Kapal yang mengangkut bahan pokok dan barang kelontong tersebut dilaporkan karam akibat dihantam ombak besar yang menyebabkan lambung bagian bawah kapal pecah.
Akibat insiden tersebut, muatan kapal berupa sembako dan barang kebutuhan rumah tangga berserakan di perairan hingga terbawa arus ke bibir pantai. Beruntung, seluruh awak kapal berhasil menyelamatkan diri.
Kapolres Bengkalis AKBP Fahrian Saleh Siregar S.I.K M.S.I membenarkan peristiwa tersebut. Ia mengatakan pihak kepolisian menerima laporan kejadian sekira pukul 11.00 WIB.
“Berdasarkan informasi awal, kapal mengalami kerusakan parah akibat cuaca ekstrem berupa ombak tinggi dan angin kencang. Kami langsung berkoordinasi dengan instansi terkait untuk pendataan dan memastikan situasi di lokasi tetap kondusif,” ujar Fahrian.
Dalam kejadian itu, sebanyak tujuh orang awak kapal dinyatakan selamat. Mereka terdiri dari nakhoda kapal Wardi (59), warga Kabupaten Kepulauan Meranti, serta enam Anak Buah Kapal (ABK) masing-masing bernama Zainal, Herman Sabri, Rahmat, Wahid, Mahadi, dan Candra. Seluruh kru dievakuasi oleh nelayan setempat dalam keadaan selamat tanpa mengalami luka serius, meski sempat mengalami trauma.
Fahrian menjelaskan, peristiwa tersebut bermula pada Kamis (22/1/2026) sekitar pukul 18.00 WIB, saat kapal bertolak dari Pelabuhan Tanjung Balai Asahan menuju Kota Selatpanjang dengan membawa muatan sembako dan barang kelontong.
“Namun saat berada di perairan Selat Morong, Kecamatan Rupat, cuaca mulai memburuk. Ombak tinggi dan angin kencang terus menghantam badan kapal,” jelasnya.
Sekira pukul 21.00 WIB, hantaman ombak mengakibatkan lambung bagian bawah kapal pecah sehingga air laut masuk dengan cepat ke dalam kapal. Nakhoda sempat menghubungi pihak TNI AL dan Basarnas Bengkalis melalui radio komunikasi untuk meminta bantuan.
“Tak lama kemudian mesin kapal mati total dan sistem komunikasi terputus, sehingga posisi kapal tidak dapat dipantau,” tambah Fahrian.
Para awak kapal akhirnya terpaksa mengapung di tengah laut selama beberapa jam hingga kapal terdampar di perairan Desa Sepahat pada Jumat siang.
Saat ditemukan, kondisi kapal sudah tenggelam sebagian dengan dek dan lambung yang terpisah, menyebabkan ribuan paket sembako hanyut terbawa arus hingga ke tepian pantai.
Warga setempat yang mengetahui kejadian tersebut langsung berdatangan ke lokasi untuk membantu evakuasi.
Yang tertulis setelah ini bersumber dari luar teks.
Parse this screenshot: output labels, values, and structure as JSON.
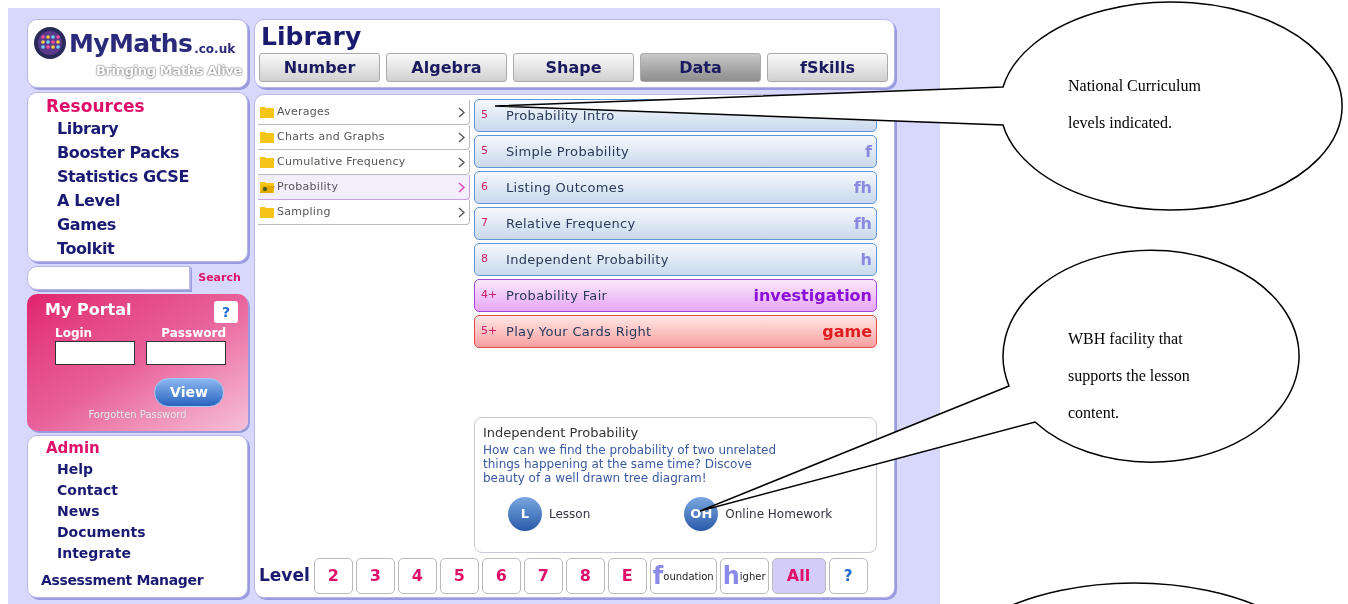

Bhabinkamtibmas Desa Sepahat Aipda Rully Salemba sempat memberikan imbauan agar masyarakat tidak mengambil barang muatan kapal.
“Namun pengurus kapal melalui nakhoda menyampaikan bahwa warga diperbolehkan mengambil barang yang hanyut sebagai bentuk rasa terima kasih atas bantuan masyarakat, agar tidak terbuang sia-sia di laut,” terang Fahrian.
Hingga saat ini, ketujuh awak kapal masih berada di Desa Sepahat untuk beristirahat sambil menunggu penjemputan. Pihak pengurus kapal dari Selatpanjang dilaporkan sedang dalam perjalanan menuju lokasi untuk mengevakuasi para kru.
“Personel kami tetap bersiaga di lokasi untuk memantau situasi dan memastikan keamanan di sekitar area pantai,” pungkas Kapolres Bengkalis.